Given the immense volume of data that has been generated on the use of PSMA-targeted radiotracers for PCa PET imaging, it is almost certain that this modality will continue to be used extensively in imaging trials and may become a part of the clinical imaging workup of patients with PCa. As more patients are imaged with these radiotracers, it will become increasingly important for radiologists and nuclear medicine physicians to be aware of limitations that might affect their interpretations of these imaging studies. To this end, we have reported mild to moderate [18F]DCFPyL uptake within the sacrum in a patient with conventional imaging findings compatible with Paget's disease of the sacrum. This level of uptake will generally be distinguishable from sites of PCa which demonstrate intense uptake (compare Figures 1 and 2); however, in our group's experience, densely sclerotic bone metastatic PCa lesions that are composed predominantly of osteoblastic reactions may contain few viable tumor cells and can also have relatively low PSMA-targeted radiotracer uptake (8). Ultimately, determining true and false-positive findings from PSMA scans will be best ascertained by well-designed prospective trials that incorporate large numbers of patients.

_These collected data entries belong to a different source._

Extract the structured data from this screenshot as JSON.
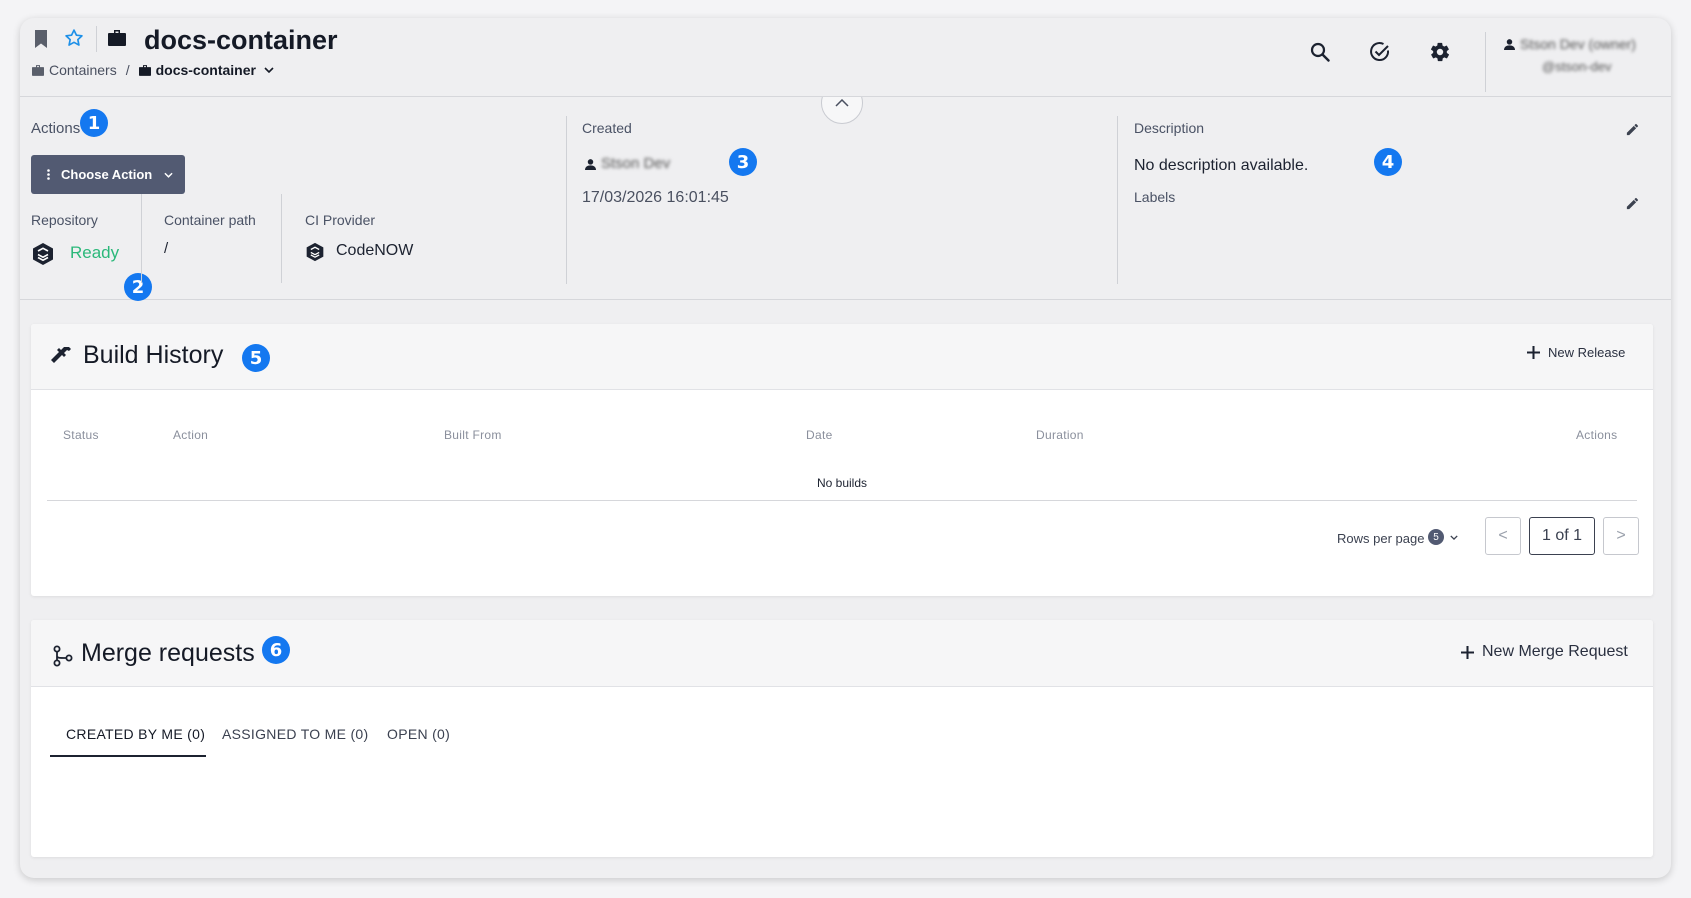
{
  "header": {
    "title": "docs-container",
    "breadcrumb": {
      "root": "Containers",
      "separator": "/",
      "current": "docs-container"
    },
    "user": {
      "name": "Stson Dev (owner)",
      "handle": "@stson-dev"
    }
  },
  "overview": {
    "actions_label": "Actions",
    "choose_action": "Choose Action",
    "repository": {
      "label": "Repository",
      "status": "Ready",
      "status_color": "#2bb87a"
    },
    "container_path": {
      "label": "Container path",
      "value": "/"
    },
    "ci_provider": {
      "label": "CI Provider",
      "value": "CodeNOW"
    },
    "created": {
      "label": "Created",
      "user": "Stson Dev",
      "date": "17/03/2026 16:01:45"
    },
    "description": {
      "label": "Description",
      "value": "No description available."
    },
    "labels": {
      "label": "Labels"
    }
  },
  "build_history": {
    "title": "Build History",
    "new_release": "New Release",
    "columns": [
      "Status",
      "Action",
      "Built From",
      "Date",
      "Duration",
      "Actions"
    ],
    "empty": "No builds",
    "rows_per_page_label": "Rows per page",
    "rows_per_page": "5",
    "prev": "<",
    "page": "1 of 1",
    "next": ">"
  },
  "merge_requests": {
    "title": "Merge requests",
    "new_merge_request": "New Merge Request",
    "tabs": [
      "CREATED BY ME (0)",
      "ASSIGNED TO ME (0)",
      "OPEN (0)"
    ]
  },
  "annotations": [
    "1",
    "2",
    "3",
    "4",
    "5",
    "6"
  ],
  "colors": {
    "accent": "#1478f0",
    "star": "#1e90e8",
    "button": "#525a72",
    "ready": "#2bb87a"
  },
  "icons": [
    "bookmark-icon",
    "star-icon",
    "briefcase-icon",
    "search-icon",
    "check-circle-icon",
    "gear-icon",
    "user-icon",
    "chevron-up-icon",
    "chevron-down-icon",
    "kebab-icon",
    "repository-icon",
    "codenow-icon",
    "pencil-icon",
    "hammer-icon",
    "plus-icon",
    "merge-icon"
  ]
}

Although Paget's disease is a common benign bone condition in the elderly, affecting up to 10% of the population aged >85 years, its confinement to the sacrum is a somewhat unusual manifestation (14). Elevated serum alkaline phosphate levels can be seen in Paget's disease, as in the patient evaluated in this study; however, osteoblastic metastases from PCa can also present with this laboratory abnormality and should therefore be interpreted with caution (15). Paget's disease can be profoundly hyperemic (to the extent of rarely causing high-output heart failure [16]), and it is this feature that likely leads to mildly increased radiotracer distribution within a Paget's lesion.

Interestingly, a single other case report of Paget's disease of bone imaged with a 68Ga-labeled PSMA-targeted radiotracer was recently published (17). The authors of this report postulated that the high level of uptake could suggest that the target of the radiotracer may be present within the neovasculature of areas of Padget's disease. An alternative hypothesis is that radiotracer accumulation is driven by hyperemia and increased radiotracer delivery. If the latter mechanism is accurate, then it is possible that other underlying etiologies that cause hyperemia (eg, healing bone after trauma or inflammatory processes) may also cause false-positive uptake upon PSMA PET scans.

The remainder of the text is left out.